From 1956 to 1993, Viorst often contributed in various ways to publications such as The New Yorker, Foreign Affairs, Harper's Magazine, The Atlantic, The New York Times Magazine, the New York Post, The Washington Post, and The Wall Street Journal. In 1968, he signed the "Writers and Editors War Tax Protest" pledge, vowing to refuse tax payments in protest against the Vietnam War. His writing landed him on the master list of Nixon political opponents.
Milton Viorst won an Alicia Patterson Journalism Fellowship in 1979 to research and write about Zionist and Islamic ideas and the Mideast crisis. In the early 1980s, he grew interested in Middle Eastern policy and became a specialist in this field. He is the author of six books on the subject, including In the Shadow of The Prophet.

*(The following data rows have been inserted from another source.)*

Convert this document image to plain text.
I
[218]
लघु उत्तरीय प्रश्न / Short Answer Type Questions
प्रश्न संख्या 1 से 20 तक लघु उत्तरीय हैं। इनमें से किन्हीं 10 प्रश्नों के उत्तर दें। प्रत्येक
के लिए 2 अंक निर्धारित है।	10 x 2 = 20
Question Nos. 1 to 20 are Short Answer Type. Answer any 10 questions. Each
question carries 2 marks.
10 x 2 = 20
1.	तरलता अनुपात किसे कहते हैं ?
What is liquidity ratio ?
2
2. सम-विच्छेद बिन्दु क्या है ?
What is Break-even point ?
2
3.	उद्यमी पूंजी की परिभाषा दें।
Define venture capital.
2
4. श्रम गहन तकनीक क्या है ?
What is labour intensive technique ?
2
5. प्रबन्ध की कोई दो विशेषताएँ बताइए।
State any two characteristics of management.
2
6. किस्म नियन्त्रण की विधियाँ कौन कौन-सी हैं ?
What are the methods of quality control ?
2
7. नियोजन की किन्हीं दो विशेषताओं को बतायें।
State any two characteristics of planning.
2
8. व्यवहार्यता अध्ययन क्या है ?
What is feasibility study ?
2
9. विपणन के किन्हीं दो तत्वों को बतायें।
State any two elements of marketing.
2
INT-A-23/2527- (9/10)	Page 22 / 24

On October 5, 1988, Viorst wrote an op-ed in The Washington Post erroneously dispersing doubt over whether Saddam Hussein's regime had used chemical weapons in a genocide of Iraq's Kurdish population. Despite confirmation from Secretary of State George Shultz, a month earlier, that poison gas had been employed to kill thousands of civilians, including children, Viorst maintained that it "may never have taken place" and argued for Congress not to pass the Prevention of Genocide Act, which later failed. The campaign of extermination against the Kurds made for up to 100,000 casualties. Viorst is criticized for his misleading article in A Problem from Hell.
In April 2016, Viorst published Zionism: The Birth and Transformation of an Ideal with St. Martin's Press.
Viorst was married to the children's author Judith Viorst, known for Alexander and the Terrible, Horrible, No Good, Very Bad Day. They had three sons. Viorst died in Washington, D.C on December 9, 2022, at the age of 92.